Members of Parliament also gave their opinions on online violence and how they have been in their leadership roles. Hon. Betty Naluyima commented that online violence is happens in the real life and she has been a victim when she was attacked online, by her opponents. “Regardless of the violence, “we will not stop” this is a crucial war and we want them to listen. We can’t give up any time no matter what happens”.
“Gender stereotypes affect women more when it comes to violence and threats online. For example, women receive more negative comments than men when it comes to sharing same information online”. Hon. Okia Joanne.
WHRDS shared testimonies on how they had been attacked online because of their human rights work. “During lockdown, teenage pregnancy cases were very high. It so happened that a young girl was defiled by a 40-year-old man and I shared this on Facebook, instead people abused me and this put me down. I regretted why I had put the story there”. Mwanje Caroline, WHRD from Kagadi.
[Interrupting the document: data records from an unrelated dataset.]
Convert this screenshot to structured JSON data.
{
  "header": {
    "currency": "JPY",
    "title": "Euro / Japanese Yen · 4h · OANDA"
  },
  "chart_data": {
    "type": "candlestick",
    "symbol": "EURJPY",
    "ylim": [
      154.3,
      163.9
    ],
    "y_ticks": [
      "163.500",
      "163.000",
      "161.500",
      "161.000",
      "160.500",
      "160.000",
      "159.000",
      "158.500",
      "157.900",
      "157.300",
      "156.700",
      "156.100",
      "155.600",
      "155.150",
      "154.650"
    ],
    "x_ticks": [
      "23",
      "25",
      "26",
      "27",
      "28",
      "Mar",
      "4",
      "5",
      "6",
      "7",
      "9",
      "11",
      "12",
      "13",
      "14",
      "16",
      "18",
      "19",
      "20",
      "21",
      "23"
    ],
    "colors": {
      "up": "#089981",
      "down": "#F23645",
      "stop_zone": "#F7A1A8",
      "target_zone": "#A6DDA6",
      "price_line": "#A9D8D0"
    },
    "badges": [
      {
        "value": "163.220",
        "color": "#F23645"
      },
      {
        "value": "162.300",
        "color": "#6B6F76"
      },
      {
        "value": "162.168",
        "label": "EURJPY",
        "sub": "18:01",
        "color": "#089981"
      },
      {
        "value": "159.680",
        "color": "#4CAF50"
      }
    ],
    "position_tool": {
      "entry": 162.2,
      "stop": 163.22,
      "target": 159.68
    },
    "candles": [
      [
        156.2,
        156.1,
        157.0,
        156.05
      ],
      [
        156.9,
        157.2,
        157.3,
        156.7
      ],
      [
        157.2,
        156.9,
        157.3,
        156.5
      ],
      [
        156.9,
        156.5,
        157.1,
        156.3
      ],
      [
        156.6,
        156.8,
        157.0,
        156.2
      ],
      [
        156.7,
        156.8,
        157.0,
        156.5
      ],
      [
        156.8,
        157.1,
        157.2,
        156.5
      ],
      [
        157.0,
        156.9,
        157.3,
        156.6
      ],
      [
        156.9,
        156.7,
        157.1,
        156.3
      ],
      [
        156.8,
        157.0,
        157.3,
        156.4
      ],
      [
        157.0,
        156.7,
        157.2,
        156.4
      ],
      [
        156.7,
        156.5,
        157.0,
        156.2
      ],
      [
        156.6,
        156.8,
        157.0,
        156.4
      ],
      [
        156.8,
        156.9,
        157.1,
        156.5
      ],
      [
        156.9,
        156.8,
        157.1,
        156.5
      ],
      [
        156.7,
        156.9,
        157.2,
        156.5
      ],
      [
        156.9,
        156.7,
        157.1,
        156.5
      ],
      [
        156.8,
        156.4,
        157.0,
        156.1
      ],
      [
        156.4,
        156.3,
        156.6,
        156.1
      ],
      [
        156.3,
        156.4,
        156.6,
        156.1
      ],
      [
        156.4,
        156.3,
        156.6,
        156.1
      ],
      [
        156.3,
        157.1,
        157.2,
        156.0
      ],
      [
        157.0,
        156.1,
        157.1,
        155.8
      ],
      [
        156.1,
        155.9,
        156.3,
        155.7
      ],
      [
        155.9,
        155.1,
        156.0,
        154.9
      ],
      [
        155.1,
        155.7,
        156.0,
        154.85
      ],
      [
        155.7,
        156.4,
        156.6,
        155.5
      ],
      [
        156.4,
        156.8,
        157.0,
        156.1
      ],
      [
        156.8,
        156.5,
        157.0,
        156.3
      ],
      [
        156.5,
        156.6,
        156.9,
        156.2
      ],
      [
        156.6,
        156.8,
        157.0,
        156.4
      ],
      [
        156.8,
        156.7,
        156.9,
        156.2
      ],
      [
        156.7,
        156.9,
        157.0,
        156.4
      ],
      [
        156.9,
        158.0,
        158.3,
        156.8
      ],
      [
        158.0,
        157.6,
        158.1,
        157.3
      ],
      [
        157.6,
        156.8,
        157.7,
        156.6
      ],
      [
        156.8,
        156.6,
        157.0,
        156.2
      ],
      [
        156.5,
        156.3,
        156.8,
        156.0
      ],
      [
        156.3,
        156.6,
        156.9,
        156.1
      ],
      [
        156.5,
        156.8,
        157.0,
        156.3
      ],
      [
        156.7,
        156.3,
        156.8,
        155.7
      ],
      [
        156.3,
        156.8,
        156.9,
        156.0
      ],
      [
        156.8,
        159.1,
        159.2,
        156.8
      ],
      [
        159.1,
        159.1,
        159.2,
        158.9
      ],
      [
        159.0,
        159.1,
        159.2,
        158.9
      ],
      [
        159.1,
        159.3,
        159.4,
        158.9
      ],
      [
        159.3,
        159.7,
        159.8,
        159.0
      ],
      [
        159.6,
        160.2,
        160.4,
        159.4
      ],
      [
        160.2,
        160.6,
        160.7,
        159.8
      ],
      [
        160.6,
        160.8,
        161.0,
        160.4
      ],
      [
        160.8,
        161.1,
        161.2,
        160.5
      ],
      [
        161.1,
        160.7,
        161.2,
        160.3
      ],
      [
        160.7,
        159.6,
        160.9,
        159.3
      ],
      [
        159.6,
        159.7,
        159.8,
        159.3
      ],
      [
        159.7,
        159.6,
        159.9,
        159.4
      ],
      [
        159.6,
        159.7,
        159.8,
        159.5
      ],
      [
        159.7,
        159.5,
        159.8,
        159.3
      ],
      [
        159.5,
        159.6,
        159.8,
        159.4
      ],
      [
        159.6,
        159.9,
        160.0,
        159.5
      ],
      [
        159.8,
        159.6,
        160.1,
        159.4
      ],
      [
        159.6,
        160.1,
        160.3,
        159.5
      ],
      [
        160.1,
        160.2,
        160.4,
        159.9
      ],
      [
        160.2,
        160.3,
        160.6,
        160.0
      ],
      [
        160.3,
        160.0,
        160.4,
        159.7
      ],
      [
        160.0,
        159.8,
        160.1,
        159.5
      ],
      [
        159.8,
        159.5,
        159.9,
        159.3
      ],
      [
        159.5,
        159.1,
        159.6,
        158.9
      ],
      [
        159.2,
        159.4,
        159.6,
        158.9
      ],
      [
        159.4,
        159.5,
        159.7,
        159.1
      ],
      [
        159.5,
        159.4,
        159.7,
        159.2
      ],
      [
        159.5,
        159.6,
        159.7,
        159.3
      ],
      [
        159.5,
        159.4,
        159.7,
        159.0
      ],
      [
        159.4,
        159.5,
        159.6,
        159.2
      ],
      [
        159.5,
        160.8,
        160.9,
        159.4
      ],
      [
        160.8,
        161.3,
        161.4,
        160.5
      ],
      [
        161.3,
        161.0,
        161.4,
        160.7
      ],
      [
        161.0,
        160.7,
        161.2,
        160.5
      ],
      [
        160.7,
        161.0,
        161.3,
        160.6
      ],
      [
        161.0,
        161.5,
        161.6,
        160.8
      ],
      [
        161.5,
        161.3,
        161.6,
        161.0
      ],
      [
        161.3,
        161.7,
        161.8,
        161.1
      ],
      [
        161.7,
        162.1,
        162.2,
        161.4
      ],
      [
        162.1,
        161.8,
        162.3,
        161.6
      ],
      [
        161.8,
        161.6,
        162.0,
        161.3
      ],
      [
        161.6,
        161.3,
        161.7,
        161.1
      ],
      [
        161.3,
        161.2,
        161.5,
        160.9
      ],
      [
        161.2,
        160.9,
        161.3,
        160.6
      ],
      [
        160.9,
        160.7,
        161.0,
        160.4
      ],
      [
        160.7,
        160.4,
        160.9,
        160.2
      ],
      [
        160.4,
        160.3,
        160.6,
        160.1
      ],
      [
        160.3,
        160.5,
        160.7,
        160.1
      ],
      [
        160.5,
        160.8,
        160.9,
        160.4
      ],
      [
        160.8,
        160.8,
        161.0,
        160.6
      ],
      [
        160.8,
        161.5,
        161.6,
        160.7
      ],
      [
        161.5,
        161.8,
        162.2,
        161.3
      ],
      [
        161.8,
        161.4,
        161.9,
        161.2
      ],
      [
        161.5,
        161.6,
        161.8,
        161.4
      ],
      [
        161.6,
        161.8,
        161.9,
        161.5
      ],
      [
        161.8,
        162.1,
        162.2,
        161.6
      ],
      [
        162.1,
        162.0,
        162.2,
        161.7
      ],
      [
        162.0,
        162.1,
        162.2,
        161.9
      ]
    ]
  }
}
“As a female journalism during lockdown, I posted stories of defilement and called for dealing with men who can’t control their sexual desires. Because I posted what people didn’t like, I was insulted, and humiliated for not having a man. I thought of leaving Facebook”. Sarah Chekwech, WHRD from Kapchorwa.
“When women with disability post pictures of our work, we are harassed. I campaigned on Facebook about a family that planned to steal land of a widow. I almost relocated because of attacks on my body. People said my body is ugly, unattractive, and that I should hide instead of exposing it on Facebook and in public. I am happy that I supported the woman amidst intimidation”. Peluce Kabagenyi, WHRD from Kasese.
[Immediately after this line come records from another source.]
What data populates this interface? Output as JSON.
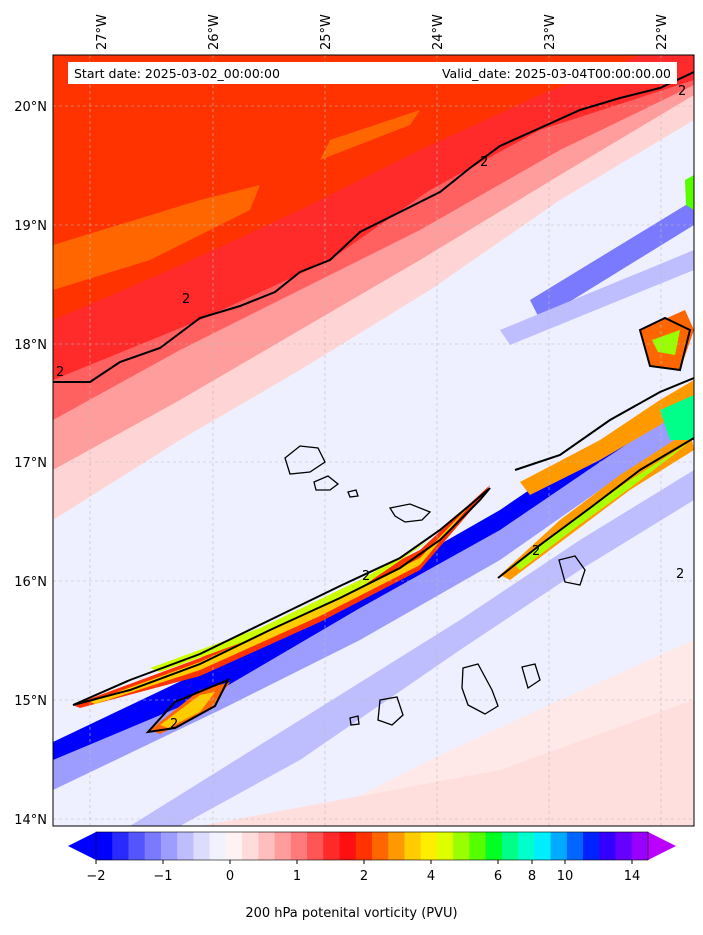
{
  "header": {
    "start_date": "Start date: 2025-03-02_00:00:00",
    "valid_date": "Valid_date: 2025-03-04T00:00:00.00"
  },
  "longitude_labels": [
    "27°W",
    "26°W",
    "25°W",
    "24°W",
    "23°W",
    "22°W"
  ],
  "latitude_labels": [
    "20°N",
    "19°N",
    "18°N",
    "17°N",
    "16°N",
    "15°N",
    "14°N"
  ],
  "contour_label": "2",
  "colorbar": {
    "ticks": [
      "−2",
      "−1",
      "0",
      "1",
      "2",
      "4",
      "6",
      "8",
      "10",
      "14"
    ],
    "title": "200 hPa potenital vorticity (PVU)",
    "colors": [
      "#0000ff",
      "#2a2aff",
      "#5555ff",
      "#7a7aff",
      "#9d9dff",
      "#bebeff",
      "#dcdcff",
      "#f2f2ff",
      "#fff2f2",
      "#ffdcdc",
      "#ffbebe",
      "#ff9d9d",
      "#ff7a7a",
      "#ff5555",
      "#ff2a2a",
      "#ff1010",
      "#ff3300",
      "#ff6600",
      "#ff9900",
      "#ffcc00",
      "#ffee00",
      "#ddff00",
      "#99ff00",
      "#55ff00",
      "#00ff22",
      "#00ff88",
      "#00ffcc",
      "#00eeff",
      "#00aaff",
      "#0066ff",
      "#0022ff",
      "#3300ff",
      "#6600ff",
      "#9900ff"
    ],
    "arrow_low": "#0000ff",
    "arrow_high": "#bb00ff"
  }
}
“As a female journalist, in 2021 during lockdown, when I posted stories of defilement and called for dealing with men who can’t control their sexual desires and because I posted what people didn’t want, they harassed me, they went below my belt attacking me for not having a man, I sated thinking of leaving Facebook”. Goretti kajumba, WHRD from Kabarole.
“My colleague was attacked online for her activism work in the mining in Moroto. They used photo shop to put her head on a naked woman and it went viral. We later found out that our colleague’s bottom parts had a scar and the photo posted had no scar”. Flavia Aballo, WHRD from Kampala.
“I was hosted on a talk show to discuss GBV in Busoga, men attacked me on social media saying that am not supposed to comment on marriage issues because I am not married. They used messages such as ‘The spoilt girl should not mislead you’ to humiliate me”. Kyemba Rosemary, WHRD from Jinja.
In her speech, Hon. Sarah Opendi the Chairperson UWOPA thanked WHRDN-U for being a back a backbone of women huma rights defenders and encouraged the network to continue carrying on human rights work. She testified how she has been a victim of online violence, which is why she is not on Facebook. Someone created an account in her name, and promised people jobs and stole money from them.
Hon Sarah, further shared she was attached on social media for advocating for the rights to safe abortion. We must continue until we reach where women’s rights are respected and also where women and girls are not looked at or perceived as sex objects. She also mentioned that they will be bringing back the marriage bill to parliament and more amendments will be made like from woman MP. We are also bringing forth the Surrogacy bill. Infertility is not a matter for women alone but also a man’s issue.
The Executive a pledged to support WHRDS through working with WHRDN-U to promote safety and security on WHRDS in Uganda and advocating for gender responsive bills in members through signing a commitment form at the breakfast meeting.
Hon. Members of Parliament signing on a commitment board to advocate for gender responsive bills during the breakfast meeting.